Lisa Kleypas is one of my favorite authors and there's simply nothing she could publish that I won't read. Although she's made a nice foray into contemporary romance, if you're a die hard fan of her steamy historical novels, this series is very different in style and content. Instead of the laser focus on romantic chemistry and impossible odds, this is more of a family drama and natural progression. The series is about the Nolan brothers who are all a little damaged thanks to their very drunken and now deceased parents. To add to their disfunction, their sister has recently passed away and left her young daughter, Holly, to the care of three reluctant, baggage laden, bachelors who pull together to give Holly the best upbringing possible.
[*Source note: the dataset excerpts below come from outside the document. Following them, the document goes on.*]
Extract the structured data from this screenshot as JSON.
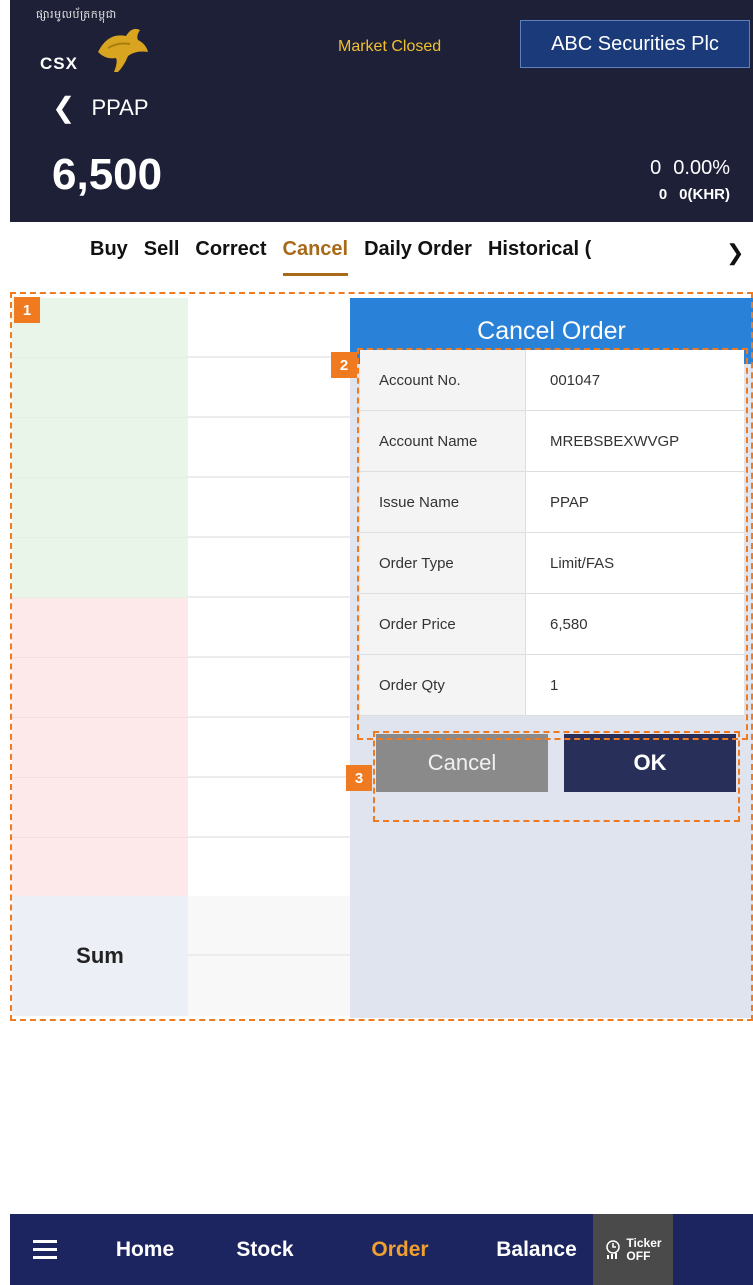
{
  "header": {
    "logo_script": "ផ្សារមូលប័ត្រកម្ពុជា",
    "logo_text": "CSX",
    "market_status": "Market Closed",
    "broker": "ABC Securities Plc",
    "symbol": "PPAP",
    "price": "6,500",
    "change": "0",
    "change_pct": "0.00%",
    "volume": "0",
    "value_khr": "0(KHR)"
  },
  "tabs": {
    "items": [
      "Buy",
      "Sell",
      "Correct",
      "Cancel",
      "Daily Order",
      "Historical ("
    ],
    "active": "Cancel"
  },
  "order_book": {
    "sum_label": "Sum"
  },
  "dialog": {
    "title": "Cancel Order",
    "rows": [
      {
        "label": "Account No.",
        "value": "001047"
      },
      {
        "label": "Account Name",
        "value": "MREBSBEXWVGP"
      },
      {
        "label": "Issue Name",
        "value": "PPAP"
      },
      {
        "label": "Order Type",
        "value": "Limit/FAS"
      },
      {
        "label": "Order Price",
        "value": "6,580"
      },
      {
        "label": "Order Qty",
        "value": "1"
      }
    ],
    "cancel_label": "Cancel",
    "ok_label": "OK"
  },
  "annotations": [
    "1",
    "2",
    "3"
  ],
  "bottom_nav": {
    "items": [
      "Home",
      "Stock",
      "Order",
      "Balance"
    ],
    "active": "Order",
    "ticker_label": "Ticker",
    "ticker_state": "OFF"
  },
  "colors": {
    "header_bg": "#1e2038",
    "accent_gold": "#a86a18",
    "dialog_title": "#2a82d8",
    "ok_button": "#28305a",
    "nav_bg": "#1c2560",
    "annotation": "#f07a20"
  }
}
It's a nice progression from Christmas Eve at Friday Harbor, the first book, and although it picks up after those events, this is easily a standalone book.
Lucy Marinn is having a real bad day. She gets dumped by her long time boyfriend and has to move out of their home to make room for his new girlfriend, Lucy's own sister, Alice. Betrayed and completely befuddled, Lucy finds solace at a quiet beach, but her revery is disrupted when she bumps into and handsome stranger, winemaker, Sam Nolan. Sam takes an interest in the beautiful woman with green eyes, but she runs scared for the hills to get away from men in general. When Lucy gets into an accident and needs round the clock care, Lucy's friends are busy preparing for a wedding and ask their good friend Sam to look after her.
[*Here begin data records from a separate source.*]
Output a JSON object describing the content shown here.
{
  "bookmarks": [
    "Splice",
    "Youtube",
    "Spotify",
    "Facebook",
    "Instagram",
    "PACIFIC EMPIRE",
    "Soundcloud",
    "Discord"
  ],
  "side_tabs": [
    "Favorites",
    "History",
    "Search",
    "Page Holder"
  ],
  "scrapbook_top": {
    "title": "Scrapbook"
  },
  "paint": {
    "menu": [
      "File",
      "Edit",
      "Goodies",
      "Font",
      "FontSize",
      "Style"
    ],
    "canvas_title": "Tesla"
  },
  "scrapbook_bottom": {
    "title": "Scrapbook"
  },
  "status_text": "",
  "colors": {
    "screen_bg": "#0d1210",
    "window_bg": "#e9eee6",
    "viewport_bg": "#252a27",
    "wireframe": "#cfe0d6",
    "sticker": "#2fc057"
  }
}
This is a slow paced, whimsical story, with a lot of historical reflection on the character's upbringing and the events that are shaping their lives. Lucy and Sam only have about 15 pages together in the first 100 or so, and months can pass between chapters, so if you're looking for instantaneous combustion when they meet, you're not going to get it here. Their chemistry builds at a realistic pace and is interweaved with friends, family and drama. There's also the addition of magic to the story that I'm not convinced is necessary to the storyline and makes it seem a little too Hallmark chanel. Compared to classic Kleypas, this reads more like three stars, but compared to other contemporary romances, it's easily a four. It's a refreshing, feel good story, without plot manipulations and dreaded misunderstandings, and makes for the perfect read for curling up with a cup of hot chocolate.